Case-Shiller Shows Home Prices Still Falling but More Slowly

Home prices are continuing their descent in 2012, reaching a 10-year low in February, according to the S&P/Case-Shiller Index, while new home sales also fell in March, the Census Bureau reported. But the annual rate of decline in home prices showed modest improvement from January, hinting that prices may be beginning to stabilize. And new home sales remained well above 2011's estimates.

In a 20-city composite, home prices for February 2012 fell 3.5 percent annually, a slight improvement from January's 4.1 percent annual decline, the Case-Shiller index shows. Fifteen of 20 metro areas posted better annual returns than in January. New home sales in March 2012 fell 7.1 percent below a revised February 2012 rate of 353,000 to 328,000, but still were 7.5 percent above the March 2011 estimate of 305,000.
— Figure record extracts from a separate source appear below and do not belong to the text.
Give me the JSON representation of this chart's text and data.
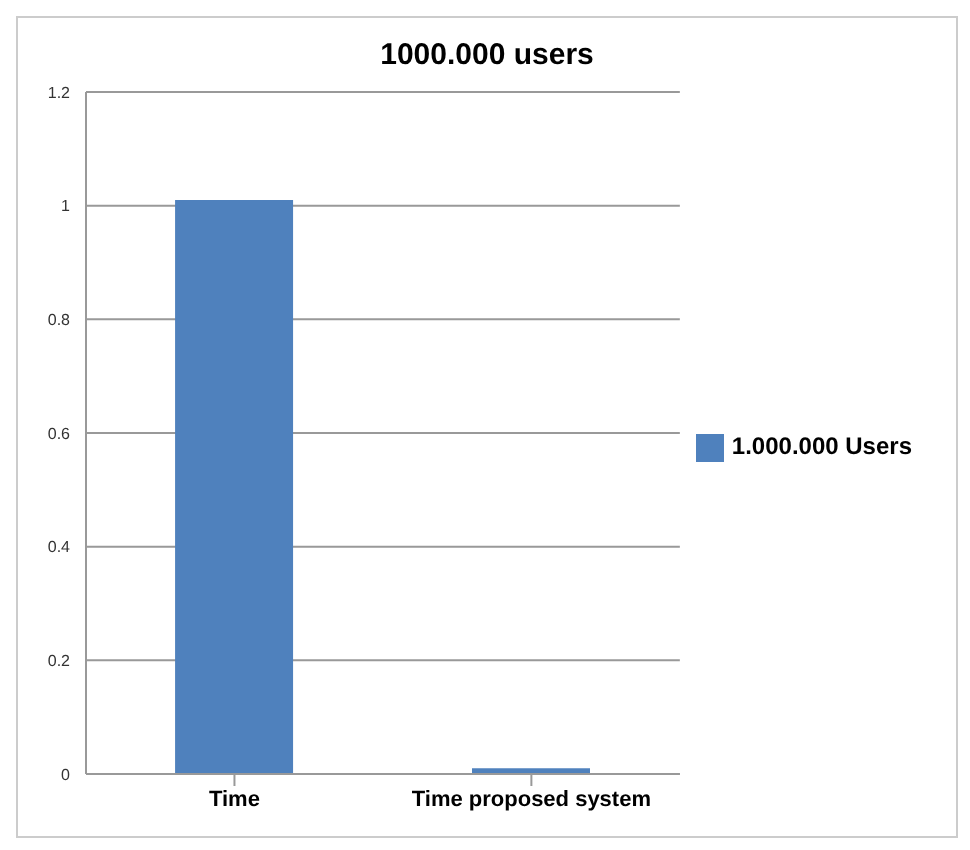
{
  "chart_data": {
    "type": "bar",
    "title": "1000.000 users",
    "categories": [
      "Time",
      "Time proposed system"
    ],
    "series": [
      {
        "name": "1.000.000 Users",
        "color": "#4f81bd",
        "values": [
          1.01,
          0.01
        ]
      }
    ],
    "ylim": [
      0,
      1.2
    ],
    "yticks": [
      0,
      0.2,
      0.4,
      0.6,
      0.8,
      1,
      1.2
    ],
    "grid": "y",
    "legend": "right"
  }
}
"While there might be pieces of good news in this report [the Case Shiller Index], such as improvement in many annual rates of return, February 2012 data confirm that, broadly speaking, home prices continued to decline in the early months of the year," chairman of the index committee David M. Blitzer said in a statement.

A Hobbled Housing Market

Overall, the data continues to reflect a housing market that is slogging along to a slow recovery, as a glut of distressed properties, tight lending conditions and high unemployment continue to stifle the market.

"The bottom line is that builders in many markets are reporting more interest among prospective buyers, with the main sticking points for sales right now being access to credit for builders and buyers, and problems with obtaining accurate appraisals," National Association of Home Builders chairman Barry Rutenberg said in a statement that offered his take on the new home sale numbers.

Chief economist of listing service Trulia, Jed Kolko, says the Case-Shiller Index's February numbers come as relatively positive news for the housing market, however. He says that some indices, which gauge home-price movements based on asking prices, suggest that the market improvement shown by Case-Shiller -- which he says actually reflect prices in the fall of 2011 -- should continue until prices actually rise. The Trulia Price Monitor, an index that Kolko has helped develop, shows that prices bottomed out sometime in January, he says.

"Asking prices started stabilizing in September, according the Trulia Price Monitor, and rose in February and March," he wrote in an email. "We should see Case-Shiller reporting bigger month-over-month price increases this summer. Strong spring demand, helped by the recovering economy, and tighter inventories will together finally give prices a lift."

Traditional indices such as the Case-Shiller Index usually reflect home prices that are at least three months old because they measure prices after a home sale is finalized. Sale prices aren't established until about two months after homebuyers sign home-purchase contracts, and on top of the two-month lag, indices usually take at least four weeks to process the sales data.

Though housing bellwethers have been painting a rosier picture of the housing market over the last few months, the most recent data have suggested that progress may be stalling. Existing home sales and construction on new homes fell marginally in February, while builder confidence slipped in April, marking a drop from its highest level since 2007.